May also argues that Ireland's time entries are inherently unreliable and proposes abandoning the fee petition altogether and awarding Ireland what he would have recovered on a contingent fee basis. In Baltz, the court chose to disregard the fee petition and awarded the attorney thirty percent of the recovery, which is what he would have earned as a contingent fee. Baltz, 1990 WL 140991, at *2. After considering the public interest underlying the FLSA, however, the court doubled the attorney's total fees. Id. In the present case, the fee Ireland seeks is about sixty-five percent of the plaintiffs' recovery. Thus were the Court to adopt the Baltz approach, it would affect Ireland's request only minimally. In any event, the Court does not find Ireland's time records to be inherently unreliable.
The Court also disagrees with May's characterization of the time entries as impermissibly vague. Examples of vague time records in the case that May cites are: "`[m]iscellanous matters;' `meetings; telecons; investigation of facts,' and `various pending matters.'" Shakman v. Democratic Org. of Cook County, 634 F. Supp. 895, 900 (N.D. Ill. 1986). Ireland's descriptions provide more detail than this.
5. Unrelated entries
A court has "no authority to order a defendant to pay fees for time spent on matters unrelated to the issues on which plaintiff prevailed, [however,] efforts on matters related to the plaintiffs' success are compensable." Gautreaux v. Chicago Housing Auth., 491 F.3d 649, 661 (7th Cir. 2007). May argues that several time entries, including those for post-judgment correspondence, are unrelated to this matter.
The Court has carefully reviewed each of Ireland's entries, including the specific entries to which May objects. Time spent on post-judgment correspondence is recoverable only if it is "related to the plaintiffs' success." Id. The Court finds that entries concerning settlement agreement drafts are recoverable. Some post-judgment attorney-client conversations, however, appear to be unreasonable or unrelated to the present matter. For instance, Ireland explains that Goodale was "active in her communications." Pl's Br. 5. It appears from this and Ireland's time records that Goodale called him frequently and demanded a lot of attention.
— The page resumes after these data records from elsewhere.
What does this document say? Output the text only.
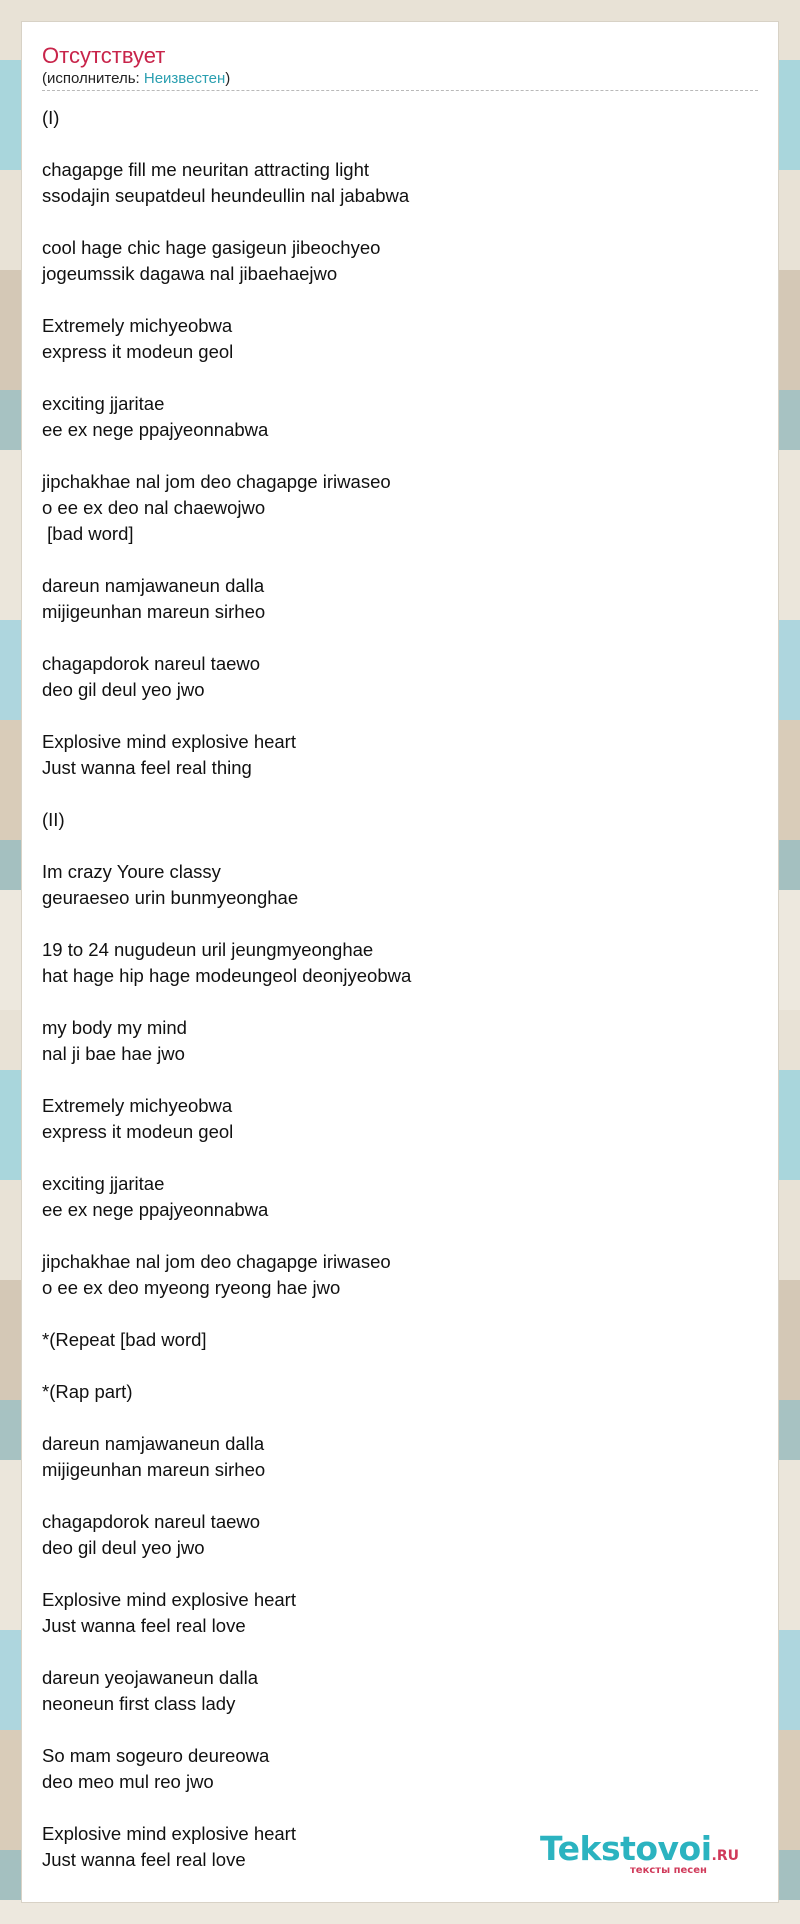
Отсутствует
(исполнитель: Неизвестен)
(I)
chagapge fill me neuritan attracting light
ssodajin seupatdeul heundeullin nal jababwa
cool hage chic hage gasigeun jibeochyeo
jogeumssik dagawa nal jibaehaejwo
Extremely michyeobwa
express it modeun geol
exciting jjaritae
ee ex nege ppajyeonnabwa
jipchakhae nal jom deo chagapge iriwaseo
o ee ex deo nal chaewojwo
[bad word]
dareun namjawaneun dalla
mijigeunhan mareun sirheo
chagapdorok nareul taewo
deo gil deul yeo jwo
Explosive mind explosive heart
Just wanna feel real thing
(II)
Im crazy Youre classy
geuraeseo urin bunmyeonghae
19 to 24 nugudeun uril jeungmyeonghae
hat hage hip hage modeungeol deonjyeobwa
my body my mind
nal ji bae hae jwo
Extremely michyeobwa
express it modeun geol
exciting jjaritae
ee ex nege ppajyeonnabwa
jipchakhae nal jom deo chagapge iriwaseo
o ee ex deo myeong ryeong hae jwo
*(Repeat [bad word]
*(Rap part)
dareun namjawaneun dalla
mijigeunhan mareun sirheo
chagapdorok nareul taewo
deo gil deul yeo jwo
Explosive mind explosive heart
Just wanna feel real love
dareun yeojawaneun dalla
neoneun first class lady
So mam sogeuro deureowa
deo meo mul reo jwo
Explosive mind explosive heart
Just wanna feel real love	Tekstovoi.RU
тексты песен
The Court has carefully examined the entries for communications between Ireland and his clients after April 7, 2010, the date on which the Court entered the judgment. The Court will not award Ireland fees for phone calls concerning Goodale's status and health, subsequent layoffs by May, and possible expenses that Goodale incurred that May never reimbursed.
The following "post-judgment" line items are excluded on this basis: 167, 184, 185, 186, 194, 199, 203, 205.
The Court finds that, with a few exceptions, most of the remaining time entries are related to this action. For instance, Ireland's travel time to the courthouse is reimbursable in the calculation of attorney fees. See, e.g., Stark v. PPM Am., Inc., 354 F.3d 666, 674 (7th Cir. 2004). Other entries concerning whether to involve co-counsel and legal advice offered to Goodale amount to strategic discussions concerning the litigation and are therefore, properly compensable.
There are a few other entries, however, the Court finds are unrelated to this action. Based on the time entry descriptions, it seems that Goodale had other claims against May. It is unclear whether these claims were related to the present matter. For that reason, the Court will exclude those entries as unrecoverable. In addition, it appears that Goodale negotiated a new employment contract with May. Because the entries associated with that work did not contribute to the final result in this case, the Court excludes them as unrelated.
The following entries are excluded as unrelated: 88, 104, 158, 159, 160.